From ship cargo to truck loads, a digital platform must be in place to keep all of the shifting factors working in concert. Route optimization software offers real-time tracking, delivery route planning, and real-time traffic to give companies an advantage in supply chain management.  

Frequently Asked Questions About Route Optimization:

Route planning software uses artificial intelligence to manage what would otherwise take many employees working round the clock to keep in line. Things like communication between drivers, managers, office staff, as well as real time weather conditions, and fuel costs. Routing software offers the best real time data, as well as streamlining this data into workable information.

This is a common logistics issue that requires figuring out the best way to route multiple locations while taking into consideration routing variables and constraints. 

That’s why AI is better suited to solving this issue.
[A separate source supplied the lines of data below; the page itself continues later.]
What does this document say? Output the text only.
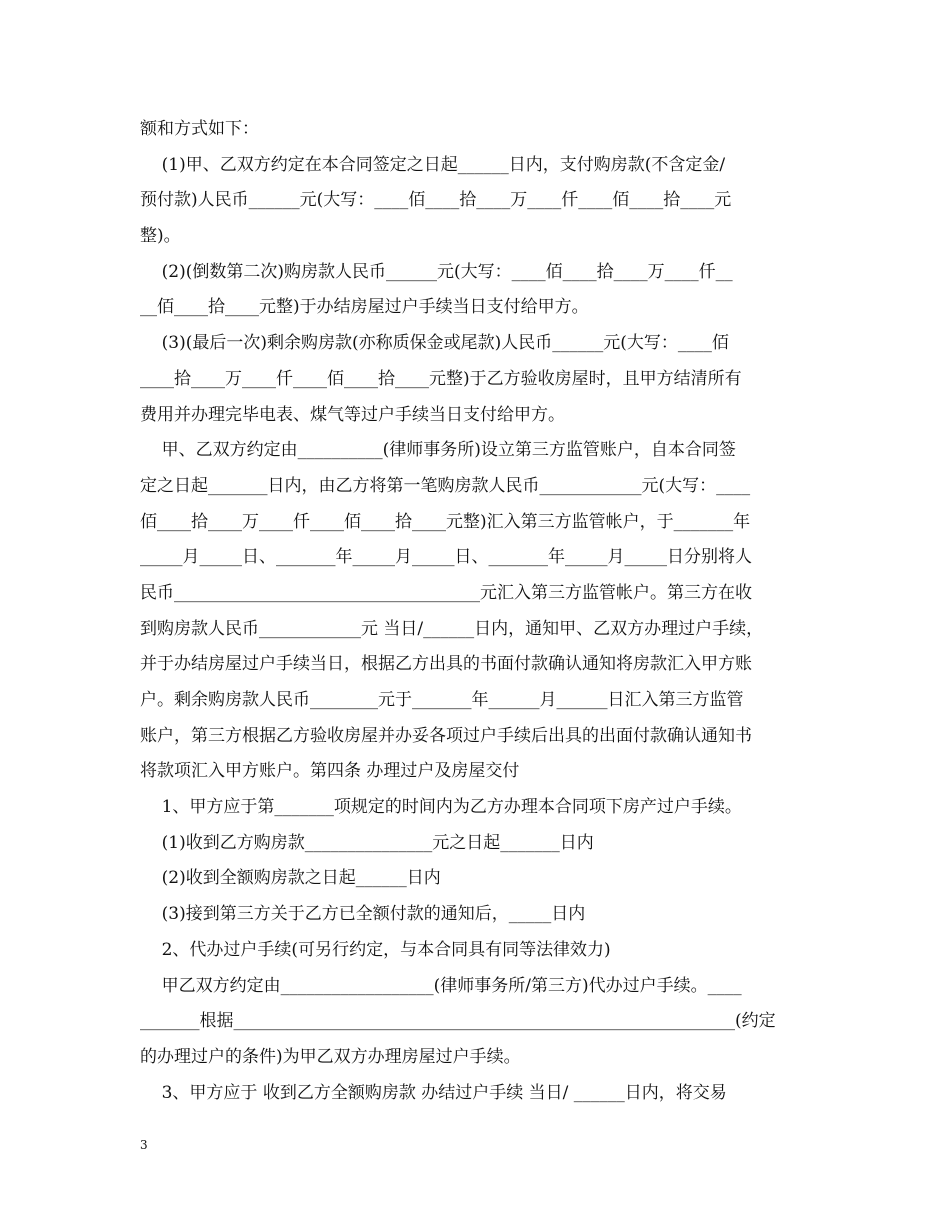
额和方式如下：
(1)甲、乙双方约定在本合同签定之日起______日内，支付购房款(不含定金/
预付款)人民币______元(大写：____佰____拾____万____仟____佰____拾____元
整)。
(2)(倒数第二次)购房款人民币______元(大写：____佰____拾____万____仟__
__佰____拾____元整)于办结房屋过户手续当日支付给甲方。
(3)(最后一次)剩余购房款(亦称质保金或尾款)人民币______元(大写：____佰
____拾____万____仟____佰____拾____元整)于乙方验收房屋时，且甲方结清所有
费用并办理完毕电表、煤气等过户手续当日支付给甲方。
甲、乙双方约定由__________(律师事务所)设立第三方监管账户，自本合同签
定之日起_______日内，由乙方将第一笔购房款人民币____________元(大写：____
佰____拾____万____仟____佰____拾____元整)汇入第三方监管帐户，于_______年
_____月_____日、_______年_____月_____日、_______年_____月_____日分别将人
民币____________________________________元汇入第三方监管帐户。第三方在收
到购房款人民币____________元 当日/______日内，通知甲、乙双方办理过户手续，
并于办结房屋过户手续当日，根据乙方出具的书面付款确认通知将房款汇入甲方账
户。剩余购房款人民币________元于_______年______月______日汇入第三方监管
账户，第三方根据乙方验收房屋并办妥各项过户手续后出具的出面付款确认通知书
将款项汇入甲方账户。第四条 办理过户及房屋交付
1、甲方应于第_______项规定的时间内为乙方办理本合同项下房产过户手续。
(1)收到乙方购房款_______________元之日起_______日内
(2)收到全额购房款之日起______日内
(3)接到第三方关于乙方已全额付款的通知后，_____日内
2、代办过户手续(可另行约定，与本合同具有同等法律效力)
甲乙双方约定由__________________(律师事务所/第三方)代办过户手续。____
_______根据___________________________________________________________(约定
的办理过户的条件)为甲乙双方办理房屋过户手续。
3、甲方应于 收到乙方全额购房款 办结过户手续 当日/ ______日内，将交易
3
It can run algorithms to compute through all scenarios to choose the best possible route. 

There are two main types of route planning that are further split into several other categories. These are dynamic routing, and recurring routing.  

Dynamic routing enables professionals to plan new routes with different destinations every day.  

Recurring routing is a plan that includes the same addresses and same scheduled routes that are used daily, weekly, monthly, or yearly. Both have many subcategories and are useful in different types of scenarios.